Pourquoi pas ! Mais attention aux premiers élans ! Le coup de foudre n’est peut-être qu’un éclair stupéfiant. Même en amour, un peu de raison ne fait pas de mal !
Il se pourrait que « ravi » soit un raccourci du verbe « raviver » (ravi//ver) ? « Ta présence m’a ravivé, c’est-à-dire a fait naître ou renaître en moi une nouvelle vie, décuplé des possibilités oubliées, inauguré des sentiments que je n’avais jamais connus ». Le danger de cette hypothèse serait l’illusion ; pas forcément ! Il est possible que la nouveauté advienne et que « je renaisse vraiment en te connaissant mieux ».

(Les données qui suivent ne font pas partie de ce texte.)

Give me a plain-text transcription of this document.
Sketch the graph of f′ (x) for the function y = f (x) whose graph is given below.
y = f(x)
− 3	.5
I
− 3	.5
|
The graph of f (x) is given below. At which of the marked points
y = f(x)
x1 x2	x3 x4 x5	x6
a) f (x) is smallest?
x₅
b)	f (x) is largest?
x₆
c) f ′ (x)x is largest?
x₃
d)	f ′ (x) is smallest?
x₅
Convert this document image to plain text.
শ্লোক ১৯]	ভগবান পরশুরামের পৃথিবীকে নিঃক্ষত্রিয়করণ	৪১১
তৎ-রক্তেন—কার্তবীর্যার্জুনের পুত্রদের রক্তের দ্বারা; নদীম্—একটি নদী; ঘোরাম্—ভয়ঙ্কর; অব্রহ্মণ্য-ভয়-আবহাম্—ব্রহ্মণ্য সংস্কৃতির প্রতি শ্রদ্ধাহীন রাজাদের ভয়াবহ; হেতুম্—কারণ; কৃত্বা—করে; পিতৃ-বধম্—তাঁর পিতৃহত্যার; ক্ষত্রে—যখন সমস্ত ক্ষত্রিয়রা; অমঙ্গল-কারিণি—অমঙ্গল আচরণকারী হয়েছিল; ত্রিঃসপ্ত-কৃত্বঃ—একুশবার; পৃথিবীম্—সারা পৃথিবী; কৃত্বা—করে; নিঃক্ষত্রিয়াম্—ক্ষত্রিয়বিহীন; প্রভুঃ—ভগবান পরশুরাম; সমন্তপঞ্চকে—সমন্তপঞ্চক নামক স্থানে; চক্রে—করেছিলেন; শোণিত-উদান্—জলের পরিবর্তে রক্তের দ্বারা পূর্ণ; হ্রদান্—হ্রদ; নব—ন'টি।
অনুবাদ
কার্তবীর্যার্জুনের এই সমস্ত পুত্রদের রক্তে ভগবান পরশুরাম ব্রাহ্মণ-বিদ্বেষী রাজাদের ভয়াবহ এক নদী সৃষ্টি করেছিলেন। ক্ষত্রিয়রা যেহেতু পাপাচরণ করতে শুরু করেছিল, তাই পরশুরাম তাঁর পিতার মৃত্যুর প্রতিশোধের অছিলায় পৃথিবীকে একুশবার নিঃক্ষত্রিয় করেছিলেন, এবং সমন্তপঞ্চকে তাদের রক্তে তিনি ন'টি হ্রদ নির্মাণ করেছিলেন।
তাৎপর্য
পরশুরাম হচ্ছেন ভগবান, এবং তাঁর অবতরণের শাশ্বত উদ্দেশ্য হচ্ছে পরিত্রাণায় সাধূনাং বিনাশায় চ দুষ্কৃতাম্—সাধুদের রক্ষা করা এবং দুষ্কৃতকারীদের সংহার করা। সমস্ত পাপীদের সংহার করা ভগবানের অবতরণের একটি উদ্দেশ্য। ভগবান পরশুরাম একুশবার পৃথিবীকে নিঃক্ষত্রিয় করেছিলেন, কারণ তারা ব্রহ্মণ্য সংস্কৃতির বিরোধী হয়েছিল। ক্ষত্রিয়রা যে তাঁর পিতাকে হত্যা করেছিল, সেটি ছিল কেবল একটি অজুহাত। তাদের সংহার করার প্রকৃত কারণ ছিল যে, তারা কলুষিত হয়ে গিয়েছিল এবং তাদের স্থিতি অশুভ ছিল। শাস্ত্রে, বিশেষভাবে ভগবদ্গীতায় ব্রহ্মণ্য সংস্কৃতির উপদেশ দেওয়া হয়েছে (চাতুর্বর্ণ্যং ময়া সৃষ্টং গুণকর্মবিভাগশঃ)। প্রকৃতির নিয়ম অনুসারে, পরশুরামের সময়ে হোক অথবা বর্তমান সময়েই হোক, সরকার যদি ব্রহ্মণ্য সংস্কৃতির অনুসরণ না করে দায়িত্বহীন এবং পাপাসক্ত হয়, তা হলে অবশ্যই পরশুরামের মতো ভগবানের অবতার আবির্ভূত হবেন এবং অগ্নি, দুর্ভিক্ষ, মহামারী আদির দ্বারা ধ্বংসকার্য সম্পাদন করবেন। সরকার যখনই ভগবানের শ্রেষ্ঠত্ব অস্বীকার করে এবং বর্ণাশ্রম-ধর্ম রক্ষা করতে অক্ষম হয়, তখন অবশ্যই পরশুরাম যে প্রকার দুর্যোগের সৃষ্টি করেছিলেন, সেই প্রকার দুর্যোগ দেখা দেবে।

En tous les cas, ‘Je suis ravi’ est à prendre en compte et à analyser avec un brin de recul. Mon « enthousiasme » ne survient pas tous les jours. Pourtant, les moments d’obscurité ne peuvent effacer mon « ravissement primordial ». Il constitue une provision pour une longue route, un point de départ vers une vie inconnue qu’il faudra aménager pour que la durée apporte son vrai cadeau de « renaissance au quotidien ». Le ‘ravissement’ changera de forme ; il deviendra paix, joie, bonheur qui sont les éléments de la durée.
En relisant ces quelques lignes, je découvre qu’elles concernent aussi bien un grand nombre d’hommes et de femmes de la vie courante, qu’un monial ou une moniale hors du monde séculier.